Below are the list of permissions that might be required:
codepipeline:StartPipelineExecution
If the code is hosted on codecommit:
codecommit:GetCommit
codecommit:GetBranch
codecommit:GitPull
If the code is hosted on Github:
codepipeline:PollForSourceChanges
codepipeline:RetryStageExecution
There might be more permissions needed so please make sure the awscli has the required permissions
Hello, yes this can be done, by implementing the following:
- Create a CodePipeline with a CodeCommit source stage.
- Set the PollForSourceChanges parameter to false to prevent automatic triggering.
- Remove any CloudWatch Events rules that might trigger the pipeline automatically.
You can then use the AWS CLI to manually start the pipeline from a specific commit. Here's an example BASH script:
#!/bin/bash
# Replace these variables with your actual values
PIPELINE_NAME="YourPipelineName"
REPOSITORY_NAME="YourRepositoryName"
BRANCH_NAME="YourBranchName"
# Function to start the pipeline execution
start_pipeline_execution() {
local commit_id=$1
aws codepipeline start-pipeline-execution \
--name $PIPELINE_NAME \
--client-request-token $(date +%s) \
--source-revision "{\"type\": \"CodeCommit\", \"revisionType\": \"String\", \"revisionValue\": \"$commit_id\"}"
}
# Check if commit ID is provided
if [ $# -eq 0 ]; then
echo "Please provide a commit ID"
exit 1
fi
COMMIT_ID=$1
# Start the pipeline execution
start_pipeline_execution $COMMIT_ID
echo "Pipeline execution started for commit: $COMMIT_ID"
Ensure your AWS CLI is configured with the necessary permissions to start pipeline executions.
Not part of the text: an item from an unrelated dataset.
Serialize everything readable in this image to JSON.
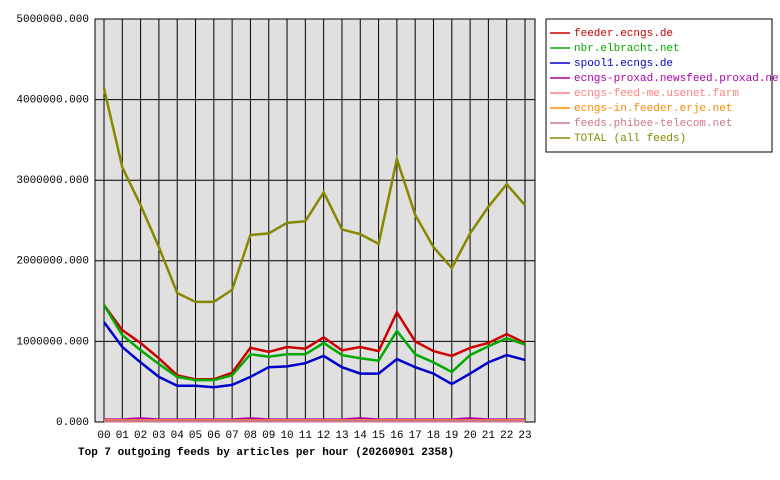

The IAM role associated with your pipeline must have permissions to access the specified commit in the CodeCommit repository. You may need to adjust the region in the AWS CLI command if your pipeline is not in the default region.
Hi. You can use input parameters as well: https://aws.amazon.com/about-aws/whats-new/2023/10/aws-codepipeline-parameterized-pipelines/#:~:text=Today%2C%20AWS%20CodePipeline%20announces%20the%20general%20availability%20of,the%20variables%20and%20use%20them%20in%20action%20configurations.